If that leap hasn’t happened before, it’s because capital was flowing. “In recent years, there was so much money in the market that many have lived off massive rounds of financing,” says José Carlos Cortizo, head of marketing at the digital strategy consultancy Product Hackers. “Ultimately, you lived on what they gave you to do crazy things. Digital businesses were growing so fast that you didn’t have to think about other formulas.”
The other key that explains why social networks such as Twitter and Instagram have decided to charge for their services is that people are willing to pay. “Users are already used to these platforms solving their day-to-day problems, so the barrier to spending money on these services is relatively low,” adds Miranda.
“The internet has matured enough to make it viable, and increasingly common, to monetize projects of all kinds,” says Cortizo. Social media are not the only ones to have jumped on the bandwagon. ChatGPT, OpenAI’s conversational tool that has put the spotlight on generative artificial intelligence thanks to its free beta version, has also announced the launch of a subscription model that allows access to an improved version. Will we end up seeing paid search engines?
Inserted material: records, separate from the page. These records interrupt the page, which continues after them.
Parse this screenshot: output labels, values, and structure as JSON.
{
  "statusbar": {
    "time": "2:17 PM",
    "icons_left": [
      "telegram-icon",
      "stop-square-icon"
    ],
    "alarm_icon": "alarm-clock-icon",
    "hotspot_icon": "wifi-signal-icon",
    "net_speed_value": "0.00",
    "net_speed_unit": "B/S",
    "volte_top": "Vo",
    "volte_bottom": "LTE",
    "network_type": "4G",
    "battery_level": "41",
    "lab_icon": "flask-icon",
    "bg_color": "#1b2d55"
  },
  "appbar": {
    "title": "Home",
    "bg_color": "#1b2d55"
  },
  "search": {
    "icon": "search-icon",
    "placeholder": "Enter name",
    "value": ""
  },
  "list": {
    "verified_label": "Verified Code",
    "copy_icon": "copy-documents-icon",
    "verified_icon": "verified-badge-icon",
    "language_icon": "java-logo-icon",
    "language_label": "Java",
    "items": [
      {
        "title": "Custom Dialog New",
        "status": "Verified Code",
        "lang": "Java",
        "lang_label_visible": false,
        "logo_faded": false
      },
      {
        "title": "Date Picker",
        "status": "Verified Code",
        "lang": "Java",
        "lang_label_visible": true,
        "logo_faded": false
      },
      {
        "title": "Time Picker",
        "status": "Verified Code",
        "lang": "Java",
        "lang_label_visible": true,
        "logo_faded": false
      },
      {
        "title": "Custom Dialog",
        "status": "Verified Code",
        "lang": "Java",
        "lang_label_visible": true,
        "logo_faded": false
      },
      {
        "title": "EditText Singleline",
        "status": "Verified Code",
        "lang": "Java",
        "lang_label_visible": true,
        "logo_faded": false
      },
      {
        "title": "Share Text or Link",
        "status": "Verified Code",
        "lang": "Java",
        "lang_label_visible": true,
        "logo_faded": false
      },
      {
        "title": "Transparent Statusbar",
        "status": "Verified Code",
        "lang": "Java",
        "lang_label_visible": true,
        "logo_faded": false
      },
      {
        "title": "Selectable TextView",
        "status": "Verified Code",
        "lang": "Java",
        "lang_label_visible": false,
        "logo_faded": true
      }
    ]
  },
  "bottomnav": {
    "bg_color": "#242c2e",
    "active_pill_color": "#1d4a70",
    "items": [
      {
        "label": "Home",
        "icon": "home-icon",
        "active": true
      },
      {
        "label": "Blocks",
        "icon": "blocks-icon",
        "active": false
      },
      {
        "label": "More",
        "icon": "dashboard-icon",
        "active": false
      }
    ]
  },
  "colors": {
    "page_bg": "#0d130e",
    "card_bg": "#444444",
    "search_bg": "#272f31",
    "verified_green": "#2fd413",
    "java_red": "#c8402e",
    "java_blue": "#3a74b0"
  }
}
This cannot be ruled out, especially if the race – currently between Microsoft and Google – to integrate intelligent chatbots continues.
Adjustments in technology companies
The big tech companies have started 2023 the same way they ended 2022: by laying off employees. Staff cuts have been in the tens of thousands after the five giants – Alphabet, Amazon, Apple, Meta and Microsoft – doubled their workforce in the three previous years. The surge in consumption of digital products, fueled in large part by the pandemic, encouraged a simultaneous surge of optimism in Silicon Valley that proved unjustified. Their profits have contracted, and the response has been to scale back on staff.
Curiously, this trend in cutbacks was also started by Elon Musk who made more than half of Twitter’s workforce redundant shortly after his takeover. So, this extraordinarily wealthy businessman who has become famous for his Tesla electric cars and space rockets was the one who triggered the rash of redundancies in tech while launching the subscription model in a social media company known for its lack of profits. For the time being, only Meta has followed suit in this respect, perhaps as a way to compensate for the so far unsuccessful investment in the metaverse and a drop in advertising.
But, in fact, paying to use a social network is nothing new. LinkedIn has been offering that option for some time, and it is doing well. “OnlyFans, too. If you want qualified, segmented content, and if you’re keen to get rid of trolls and people you’d rather avoid, subscription models are the way to go,” Miranda says. Demanding money for a service that has been offered for free for years is, at the very least, bold. As is offering less security to anyone who doesn’t pay, which is what happens now on Twitter. “You have to try to encourage subscriptions by offering something better in return, rather than making what you already had worse,” says the ISDI director.
If other social media companies decide to charge users too, and if other services that have been free until now cease to be so, we will witness the unfolding of an unprecedented scenario. The entire internet will compete for profit share – to be part of the monthly expenses of users who already pay to read the newspaper, listen to music and watch TV series. Will they also have to pay to show off their holiday snaps?